Berbekal pengalaman tersebut, Gema melihat banyak pendekatan analisis konvensional belum mampu menentukan waktu yang tepat untuk mengidentifikasi momentum pembalikan harga di pasar.
Gema pun berinisiatif mendirikan Astronacci International, perusahaan edukasi dan analisis pasar. Di awal perusahaan, ia sempat menghadapi banyak keraguan dari publik terkait metodologinya.
Alih-alih menunggu semuanya sempurna, Gema memilih terus mengembangkan riset dan menyempurnakan metodenya.

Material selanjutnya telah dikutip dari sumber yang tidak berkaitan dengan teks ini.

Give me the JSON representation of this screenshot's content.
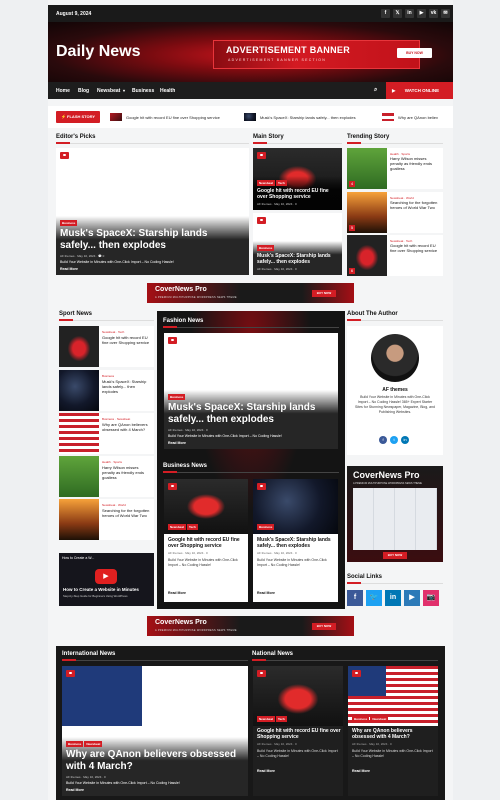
{
  "topbar": {
    "date": "August 9, 2024",
    "social_icons": [
      "f",
      "𝕏",
      "in",
      "▶",
      "vk",
      "✉"
    ]
  },
  "header": {
    "logo": "Daily News",
    "ad_title": "ADVERTISEMENT BANNER",
    "ad_sub": "ADVERTISEMENT BANNER SECTION",
    "ad_button": "BUY NOW"
  },
  "nav": {
    "items": [
      "Home",
      "Blog",
      "Newsbeat",
      "Business",
      "Health"
    ],
    "watch": "WATCH ONLINE"
  },
  "flash": {
    "label": "FLASH STORY",
    "items": [
      "Google hit with record EU fine over Shopping service",
      "Musk's SpaceX: Starship lands safely... then explodes",
      "Why are QAnon believ"
    ]
  },
  "editors": {
    "title": "Editor's Picks",
    "badge": "Business",
    "headline": "Musk's SpaceX: Starship lands safely... then explodes",
    "author": "AF themes",
    "date": "May 10, 2024",
    "comments": "0",
    "excerpt": "Build Your Website in Minutes with One-Click Import – No Coding Hassle!",
    "readmore": "Read More"
  },
  "main_story": {
    "title": "Main Story",
    "items": [
      {
        "badges": [
          "Newsbeat",
          "Tech"
        ],
        "headline": "Google hit with record EU fine over Shopping service",
        "author": "AF themes",
        "date": "May 10, 2024",
        "comments": "0"
      },
      {
        "badges": [
          "Business"
        ],
        "headline": "Musk's SpaceX: Starship lands safely... then explodes",
        "author": "AF themes",
        "date": "May 10, 2024",
        "comments": "0"
      }
    ]
  },
  "trending": {
    "title": "Trending Story",
    "items": [
      {
        "cat": "Health · Sports",
        "headline": "Harry Wilson misses penalty as friendly ends goalless",
        "num": "4"
      },
      {
        "cat": "Newsbeat · World",
        "headline": "Searching for the forgotten heroes of World War Two",
        "num": "5"
      },
      {
        "cat": "Newsbeat · Tech",
        "headline": "Google hit with record EU fine over Shopping service",
        "num": "6"
      }
    ]
  },
  "banner": {
    "title": "CoverNews Pro",
    "sub": "A PREMIUM MULTIPURPOSE WORDPRESS NEWS THEME",
    "button": "BUY NOW"
  },
  "sport": {
    "title": "Sport News",
    "items": [
      {
        "cat": "Newsbeat · Tech",
        "headline": "Google hit with record EU fine over Shopping service"
      },
      {
        "cat": "Business",
        "headline": "Musk's SpaceX: Starship lands safely... then explodes"
      },
      {
        "cat": "Business · Newsbeat",
        "headline": "Why are QAnon believers obsessed with 4 March?"
      },
      {
        "cat": "Health · Sports",
        "headline": "Harry Wilson misses penalty as friendly ends goalless"
      },
      {
        "cat": "Newsbeat · World",
        "headline": "Searching for the forgotten heroes of World War Two"
      }
    ],
    "video_title": "How to Create a Website in Minutes",
    "video_sub": "Step-by-Step Guide for Beginners Using WordPress",
    "video_top": "How to Create a W..."
  },
  "fashion": {
    "title": "Fashion News",
    "badge": "Business",
    "headline": "Musk's SpaceX: Starship lands safely... then explodes",
    "author": "AF themes",
    "date": "May 10, 2024",
    "comments": "0",
    "excerpt": "Build Your Website in Minutes with One-Click Import – No Coding Hassle!",
    "readmore": "Read More"
  },
  "business": {
    "title": "Business News",
    "items": [
      {
        "badges": [
          "Newsbeat",
          "Tech"
        ],
        "headline": "Google hit with record EU fine over Shopping service",
        "author": "AF themes",
        "date": "May 10, 2024",
        "comments": "0",
        "excerpt": "Build Your Website in Minutes with One-Click Import – No Coding Hassle!",
        "readmore": "Read More"
      },
      {
        "badges": [
          "Business"
        ],
        "headline": "Musk's SpaceX: Starship lands safely... then explodes",
        "author": "AF themes",
        "date": "May 10, 2024",
        "comments": "0",
        "excerpt": "Build Your Website in Minutes with One-Click Import – No Coding Hassle!",
        "readmore": "Read More"
      }
    ]
  },
  "author": {
    "title": "About The Author",
    "name": "AF themes",
    "bio": "Build Your Website in Minutes with One-Click Import – No Coding Hassle! 365+ Expert Starter Sites for Stunning Newspaper, Magazine, Blog, and Publishing Websites."
  },
  "social": {
    "title": "Social Links",
    "icons": [
      "f",
      "🐦",
      "in",
      "▶",
      "📷"
    ]
  },
  "international": {
    "title": "International News",
    "badges": [
      "Business",
      "Newsbeat"
    ],
    "headline": "Why are QAnon believers obsessed with 4 March?",
    "author": "AF themes",
    "date": "May 10, 2024",
    "comments": "0",
    "excerpt": "Build Your Website in Minutes with One-Click Import – No Coding Hassle!",
    "readmore": "Read More"
  },
  "national": {
    "title": "National News",
    "items": [
      {
        "badges": [
          "Newsbeat",
          "Tech"
        ],
        "headline": "Google hit with record EU fine over Shopping service",
        "author": "AF themes",
        "date": "May 10, 2024",
        "comments": "0",
        "excerpt": "Build Your Website in Minutes with One-Click Import – No Coding Hassle!",
        "readmore": "Read More"
      },
      {
        "badges": [
          "Business",
          "Newsbeat"
        ],
        "headline": "Why are QAnon believers obsessed with 4 March?",
        "author": "AF themes",
        "date": "May 10, 2024",
        "comments": "0",
        "excerpt": "Build Your Website in Minutes with One-Click Import – No Coding Hassle!",
        "readmore": "Read More"
      }
    ]
  },
  "colors": {
    "accent": "#d31d24",
    "dark": "#1a1a1a"
  }
}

Dari proses tersebut lahirlah Time Trading Astronacci, metode yang menggabungkan financial astrology dengan analisis teknikal berbasis fibonacci sequence untuk memetakan waktu pergerakan pasar.
Metode tersebut kemudian digunakan untuk menyusun proyeksi pergerakan berbagai instrumen, mulai dari Indeks Harga Saham Gabungan (IHSG), komoditas, hingga valuta asing (forex). Seiring waktu, Astronacci semakin dikenal luas sebagai perusahaan riset dan edukasi pasar modal.
Di luar pekerjaan utamanya, Gema juga aktif sebagai Penasihat Senior Kepala Staf Presiden Bidang Ekonomi sejak 2022. Kiprah akademisnya pun diperkuat dengan aktif sebagai asisten profesor di Universitas Narotama sejak 2025.